Motivating Disgruntled Staff
Words by Francis Kahihu: firstname.lastname@example.org (The writer is an Organisational Development Practitioner)
You must have realized that every workplace has its share of staff who murmur and complain. You come across staff who are speaking of how depressed and stressed they are as a result of certain aspects of their work. These could relate to the work environment in terms of infrastructure and space or could be due to a feeling of being poorly remunerated. All these lead to murmuring as staff engage in their daily duties. Since murmuring is more of a norm than an exception, just what should employers do to motivate staff who murmur and complain?
Seek to understand the root causes of the murmuring: People don’t just complain. There is always a reason why people feel discontented with their current situation in life. As much as some of the reasons could be fake and unjustified, they still remain reasons that need to be addressed. It is prudent for the employers to develop mechanisms that inform them of the reasons why certain staff murmur either about their jobs or about their bosses. This information is helpful in determining the response to the feelings of discontentment.
Respond to the concerns at your earliest convenience: Staff have been known to be open to their bosses with regard to their complaints the moment they realize that their bosses will be helpful in seeking for a solution to their concerns. It is common knowledge that when staff perceive like their employers are not interested in addressing their needs, they keep the murmur to themselves and do not divulge details to the employer.
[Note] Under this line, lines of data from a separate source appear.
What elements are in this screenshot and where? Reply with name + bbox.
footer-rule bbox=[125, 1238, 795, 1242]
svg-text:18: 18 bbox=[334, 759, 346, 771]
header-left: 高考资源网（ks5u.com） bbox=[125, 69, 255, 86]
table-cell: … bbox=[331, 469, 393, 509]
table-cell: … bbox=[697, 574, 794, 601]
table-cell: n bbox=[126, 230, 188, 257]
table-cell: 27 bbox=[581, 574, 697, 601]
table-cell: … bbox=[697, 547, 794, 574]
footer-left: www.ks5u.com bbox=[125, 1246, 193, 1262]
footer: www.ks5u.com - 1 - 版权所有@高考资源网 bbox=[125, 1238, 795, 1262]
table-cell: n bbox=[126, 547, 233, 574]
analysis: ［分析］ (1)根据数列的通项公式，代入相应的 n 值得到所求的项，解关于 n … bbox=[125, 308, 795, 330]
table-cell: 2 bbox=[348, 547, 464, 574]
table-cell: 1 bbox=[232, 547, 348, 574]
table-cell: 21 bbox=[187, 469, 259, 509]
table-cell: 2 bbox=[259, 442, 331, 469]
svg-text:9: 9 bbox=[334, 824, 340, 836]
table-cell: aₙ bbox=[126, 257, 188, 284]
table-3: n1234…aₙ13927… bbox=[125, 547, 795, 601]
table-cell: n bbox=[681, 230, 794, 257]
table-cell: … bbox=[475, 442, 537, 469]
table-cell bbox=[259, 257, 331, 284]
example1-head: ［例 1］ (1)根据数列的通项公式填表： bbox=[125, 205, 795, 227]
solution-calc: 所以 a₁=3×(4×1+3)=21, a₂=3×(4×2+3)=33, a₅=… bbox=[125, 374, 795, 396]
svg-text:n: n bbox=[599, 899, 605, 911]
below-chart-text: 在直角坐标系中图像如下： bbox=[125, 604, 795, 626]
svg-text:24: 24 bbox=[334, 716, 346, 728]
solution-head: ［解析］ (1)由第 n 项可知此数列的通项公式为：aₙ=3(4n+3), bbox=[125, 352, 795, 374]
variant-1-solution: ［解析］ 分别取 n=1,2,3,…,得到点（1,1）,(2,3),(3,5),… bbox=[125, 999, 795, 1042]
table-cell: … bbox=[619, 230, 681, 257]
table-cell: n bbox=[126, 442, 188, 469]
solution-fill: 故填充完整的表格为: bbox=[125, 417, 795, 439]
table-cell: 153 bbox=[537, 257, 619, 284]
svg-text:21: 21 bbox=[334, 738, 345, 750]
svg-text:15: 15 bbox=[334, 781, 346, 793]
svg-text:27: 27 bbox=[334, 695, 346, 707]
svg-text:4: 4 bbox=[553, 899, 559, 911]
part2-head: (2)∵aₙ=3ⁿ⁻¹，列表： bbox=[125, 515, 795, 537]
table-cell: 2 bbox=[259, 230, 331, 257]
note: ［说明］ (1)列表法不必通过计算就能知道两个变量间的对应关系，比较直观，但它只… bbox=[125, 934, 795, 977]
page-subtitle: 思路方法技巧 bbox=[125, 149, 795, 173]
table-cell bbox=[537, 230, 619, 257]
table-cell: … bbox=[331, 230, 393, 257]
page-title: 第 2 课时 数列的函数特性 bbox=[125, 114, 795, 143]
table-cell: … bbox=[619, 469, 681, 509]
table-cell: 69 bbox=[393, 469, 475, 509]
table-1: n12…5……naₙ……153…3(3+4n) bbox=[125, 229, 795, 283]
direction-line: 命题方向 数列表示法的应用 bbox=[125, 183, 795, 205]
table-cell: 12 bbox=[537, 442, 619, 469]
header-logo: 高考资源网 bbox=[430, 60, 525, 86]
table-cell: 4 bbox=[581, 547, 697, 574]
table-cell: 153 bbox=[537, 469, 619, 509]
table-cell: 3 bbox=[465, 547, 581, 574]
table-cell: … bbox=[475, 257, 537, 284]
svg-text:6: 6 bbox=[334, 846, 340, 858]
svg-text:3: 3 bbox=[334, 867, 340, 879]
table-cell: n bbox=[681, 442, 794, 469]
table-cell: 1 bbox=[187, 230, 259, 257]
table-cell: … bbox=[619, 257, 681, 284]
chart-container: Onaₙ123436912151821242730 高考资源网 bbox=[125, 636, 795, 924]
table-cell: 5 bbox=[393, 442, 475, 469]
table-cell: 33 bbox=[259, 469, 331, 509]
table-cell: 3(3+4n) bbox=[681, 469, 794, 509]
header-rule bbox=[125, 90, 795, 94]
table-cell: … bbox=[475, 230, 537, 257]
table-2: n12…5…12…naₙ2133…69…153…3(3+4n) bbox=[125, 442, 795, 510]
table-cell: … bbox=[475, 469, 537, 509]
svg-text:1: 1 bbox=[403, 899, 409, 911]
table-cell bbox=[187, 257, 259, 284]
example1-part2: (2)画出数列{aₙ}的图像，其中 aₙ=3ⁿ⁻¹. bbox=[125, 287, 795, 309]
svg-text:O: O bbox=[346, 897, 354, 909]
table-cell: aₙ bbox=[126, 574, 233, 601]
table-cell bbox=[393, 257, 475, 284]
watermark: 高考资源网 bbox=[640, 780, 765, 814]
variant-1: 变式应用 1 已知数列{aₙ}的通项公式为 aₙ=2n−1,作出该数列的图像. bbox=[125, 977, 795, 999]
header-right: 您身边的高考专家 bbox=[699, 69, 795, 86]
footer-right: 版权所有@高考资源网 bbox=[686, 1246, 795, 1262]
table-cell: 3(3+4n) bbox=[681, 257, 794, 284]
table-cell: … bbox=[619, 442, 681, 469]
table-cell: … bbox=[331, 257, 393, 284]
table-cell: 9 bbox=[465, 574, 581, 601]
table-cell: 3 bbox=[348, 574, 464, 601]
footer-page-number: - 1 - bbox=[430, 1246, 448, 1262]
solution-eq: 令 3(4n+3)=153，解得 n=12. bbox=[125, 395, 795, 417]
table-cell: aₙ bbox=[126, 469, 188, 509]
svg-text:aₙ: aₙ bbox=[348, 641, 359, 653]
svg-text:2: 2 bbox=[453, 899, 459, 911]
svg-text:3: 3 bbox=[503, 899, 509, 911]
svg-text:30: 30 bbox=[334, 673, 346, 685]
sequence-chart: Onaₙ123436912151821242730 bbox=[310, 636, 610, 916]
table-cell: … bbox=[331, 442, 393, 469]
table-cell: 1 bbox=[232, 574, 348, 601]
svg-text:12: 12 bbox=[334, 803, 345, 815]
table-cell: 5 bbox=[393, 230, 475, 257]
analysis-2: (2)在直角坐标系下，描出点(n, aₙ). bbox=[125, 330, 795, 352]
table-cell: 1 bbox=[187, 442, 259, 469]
This is a catch 22 situation as your concerns will hence not be addressed when they hide them from your employer.
Opportunities should then be created as part of the organisational culture to encourage staff to freely express their concerns to the management. Such could include suggestion boxes (though these are rarely used by either party), a mood meter at the exit where staff mark against a certain criteria to indicate their feelings as the day passes among other creative ways of harvesting staff feelings.
Don’t disregard murmurs: Murmurs are like gossips. They spread faster than the truth. As much as the murmur starts with an individual or a department, it is helpful to address it as soon as you can. Failure to address it enables it gather its own storm and life making it difficult to respond later. As the whirlwind blows, the initial issues causing the discontent get blurred as staff and management start accusing each other of mischief with no one laying a finger on the exact bone of contention. Other issues crop up that complicate the management of the conflict.
Do not victimize: In most of the cases, it is not easy to tell the exact source of a certain murmur. Staff would murmur around the workplace with no one in particular being the murmur leader. The management team should be keen not to victimize a specific staff since this only leads to a broader based internal revolt. In cases where staff have representatives in the form of a trade union, seek to engage their representatives in the discussions instead of engaging individual staff. Since the loudest staff are the ones who will be heard murmuring, it should not be assumed that those who are quiet about their experiences are happy staff comfortably undertaking their tasks. They could be burning from within.